Closer examination, however, raises some questions about Davies’ correspondence. First, an ordinary thermodynamic system generally has at its foundation some known microscopic model. Such a model offers direct insight not only into the character of the thermodynamic variables, but into the microscopic signatures of any thermodynamic anomaly. In the absence of a known microscopic model we have difficulty answering basic questions. If some heat capacity diverges, how could we be sure that we have not just made an inappropriate choice of thermodynamic variables, which reveals infinities with no really fundamental significance? What do we make of curves in thermodynamic state space where one heat capacity diverges, but the other heat capacities stay regular? What if various heat capacities diverge along different curves, as happens in the Kerr-Newman black hole [29, 52], as in Fig. 10.10. Which curve corresponds to a true phase transition? One of them? All of them? Perhaps it is safer to associate curves of diverging \(R\) with black hole phase transitions. \(R\) has a unique status in identifying microscopic order from thermodynamics. and ordering at the microscopic level is at the foundation of phase transitions.

Fig. 10.10

Characteristic curves for the Kerr-Newman black hole. The curve along which \(C_{J,Q}\) diverges is the Davies curve. \(R\) diverges at the extremal limit and along curves corresponding to a change of thermodynamic stability, which have diverging \(C_{J,\Phi }\) and \(C_{\Omega ,Q}\). \(R\) does not diverge along the Davies curve. Here \(\alpha =J^2/M^4\) and \(\beta =Q^2/M^2\)

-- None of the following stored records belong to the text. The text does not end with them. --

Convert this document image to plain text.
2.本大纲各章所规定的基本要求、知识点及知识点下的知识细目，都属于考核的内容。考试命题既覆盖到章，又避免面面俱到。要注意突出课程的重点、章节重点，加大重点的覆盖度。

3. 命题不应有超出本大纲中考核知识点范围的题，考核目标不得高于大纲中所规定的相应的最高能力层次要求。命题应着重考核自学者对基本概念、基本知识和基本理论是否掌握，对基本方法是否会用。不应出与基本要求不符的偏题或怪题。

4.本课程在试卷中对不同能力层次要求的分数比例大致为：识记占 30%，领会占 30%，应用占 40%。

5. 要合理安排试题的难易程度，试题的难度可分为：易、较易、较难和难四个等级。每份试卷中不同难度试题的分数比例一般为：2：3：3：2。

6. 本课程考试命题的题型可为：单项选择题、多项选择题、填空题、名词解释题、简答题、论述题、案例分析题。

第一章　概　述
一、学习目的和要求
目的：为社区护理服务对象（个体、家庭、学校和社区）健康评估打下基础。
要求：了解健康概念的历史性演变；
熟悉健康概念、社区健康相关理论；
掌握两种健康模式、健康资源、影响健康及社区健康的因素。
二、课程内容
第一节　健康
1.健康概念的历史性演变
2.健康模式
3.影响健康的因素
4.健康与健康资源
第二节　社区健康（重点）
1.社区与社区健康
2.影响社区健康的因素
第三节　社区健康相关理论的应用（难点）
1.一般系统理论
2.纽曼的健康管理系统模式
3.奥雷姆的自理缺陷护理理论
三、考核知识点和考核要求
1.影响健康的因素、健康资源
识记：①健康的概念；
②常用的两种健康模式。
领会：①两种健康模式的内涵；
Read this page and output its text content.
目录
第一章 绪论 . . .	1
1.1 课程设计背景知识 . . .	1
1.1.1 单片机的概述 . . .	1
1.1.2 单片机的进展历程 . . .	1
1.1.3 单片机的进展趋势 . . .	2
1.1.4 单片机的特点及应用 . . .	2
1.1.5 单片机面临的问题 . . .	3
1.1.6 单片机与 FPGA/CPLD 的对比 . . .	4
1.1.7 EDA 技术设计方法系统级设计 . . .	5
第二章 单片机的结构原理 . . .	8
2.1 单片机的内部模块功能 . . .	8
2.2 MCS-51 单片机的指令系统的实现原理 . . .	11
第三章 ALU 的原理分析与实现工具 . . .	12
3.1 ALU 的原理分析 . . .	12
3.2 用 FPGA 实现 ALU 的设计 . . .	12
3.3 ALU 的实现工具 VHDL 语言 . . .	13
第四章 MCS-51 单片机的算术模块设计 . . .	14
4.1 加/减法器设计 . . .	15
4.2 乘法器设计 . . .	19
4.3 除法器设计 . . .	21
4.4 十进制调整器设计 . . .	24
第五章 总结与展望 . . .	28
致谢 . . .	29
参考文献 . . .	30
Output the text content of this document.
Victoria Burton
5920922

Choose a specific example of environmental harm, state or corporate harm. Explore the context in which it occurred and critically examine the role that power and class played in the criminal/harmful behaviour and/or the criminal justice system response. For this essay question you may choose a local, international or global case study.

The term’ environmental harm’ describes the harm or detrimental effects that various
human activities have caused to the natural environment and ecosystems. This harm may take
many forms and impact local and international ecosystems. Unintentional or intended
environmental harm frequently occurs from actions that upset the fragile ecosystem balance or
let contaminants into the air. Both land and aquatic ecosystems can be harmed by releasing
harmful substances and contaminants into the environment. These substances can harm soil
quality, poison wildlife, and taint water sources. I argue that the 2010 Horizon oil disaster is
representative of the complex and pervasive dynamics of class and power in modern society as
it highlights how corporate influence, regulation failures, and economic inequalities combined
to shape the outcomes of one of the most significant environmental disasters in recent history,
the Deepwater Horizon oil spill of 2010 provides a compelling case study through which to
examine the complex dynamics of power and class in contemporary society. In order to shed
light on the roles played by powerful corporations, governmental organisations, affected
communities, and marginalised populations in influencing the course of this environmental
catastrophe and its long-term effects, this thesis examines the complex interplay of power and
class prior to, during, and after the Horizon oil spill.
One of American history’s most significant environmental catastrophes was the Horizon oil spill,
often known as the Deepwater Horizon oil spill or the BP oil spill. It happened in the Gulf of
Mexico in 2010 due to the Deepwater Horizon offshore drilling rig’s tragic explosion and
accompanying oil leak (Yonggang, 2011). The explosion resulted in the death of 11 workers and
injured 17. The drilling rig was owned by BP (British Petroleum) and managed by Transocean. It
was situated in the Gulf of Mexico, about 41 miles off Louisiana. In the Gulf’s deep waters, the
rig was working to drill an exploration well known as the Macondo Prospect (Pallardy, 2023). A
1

Black hole solutions with \(R\) identically zero, of which Tables 10.6 and 10.7 each have one, have also given rise to debate; see [80] for a review. If \(R\) measures in some sense the range of interactions, then one might expect \(|R|\) to always be large for black hole thermodynamics, reflecting the concentrated gravitational forces present in these objects. But such reasoning need not obtain. In a classical black hole, the gravitating particles have collapsed to a central singularity, shrinking the interactions between them to zero volume. The statistics underlying the thermodynamics might reside on the event horizon, where unknown constituents might interact with each other by forces perhaps not gravitational. In this scenario, gravity might merely be a nonstatistical force holding the assembly together, and a result \(R = 0\), where the unknown constituents move independently of each other, would make perfect sense.

10.4 Conclusions

What are black holes made out of? This question has not been answered here. However, one way to address this question is by following an agenda of matching the statistical mechanics of known microscopic models to black hole thermodynamic solutions from general relativity, or other theories of gravity. I hope that I have convinced the audience that the thermodynamic curvature \(R\) has a contribution to make to this game.

I have given a broad survey of thermodynamic curvature \(R\), one spanning results in fluids and solids, spin systems, and black hole thermodynamics. \(R\) results from the unique thermodynamic information metric giving thermodynamic fluctuations. \(R\) has a unique status in thermodynamics as being a geometric invariant, the same for any given thermodynamic state no matter what coordinates we calculate in. In ordinary thermodynamics, the sign of \(R\) indicates the character of microscopic interactions, and \(|R|\) indicates the average size of organized fluctuations. Although I have given no direct evidence that this interpretation holds for black hole thermodynamics, if we believe in the broad generality of thermodynamic principles, this interpretation of \(R\) should transcend specific scenarios.

Most incomplete in this talk has been the presentation of spin systems. Frustration in spin systems may be necessary as a way to deal with the frequent failure of the third law of thermodynamics for black holes. Missing entirely from this talk have been results on string theory models, which were simply beyond reach of the speaker. These may ultimately yield the best picture of what is going on in the black hole.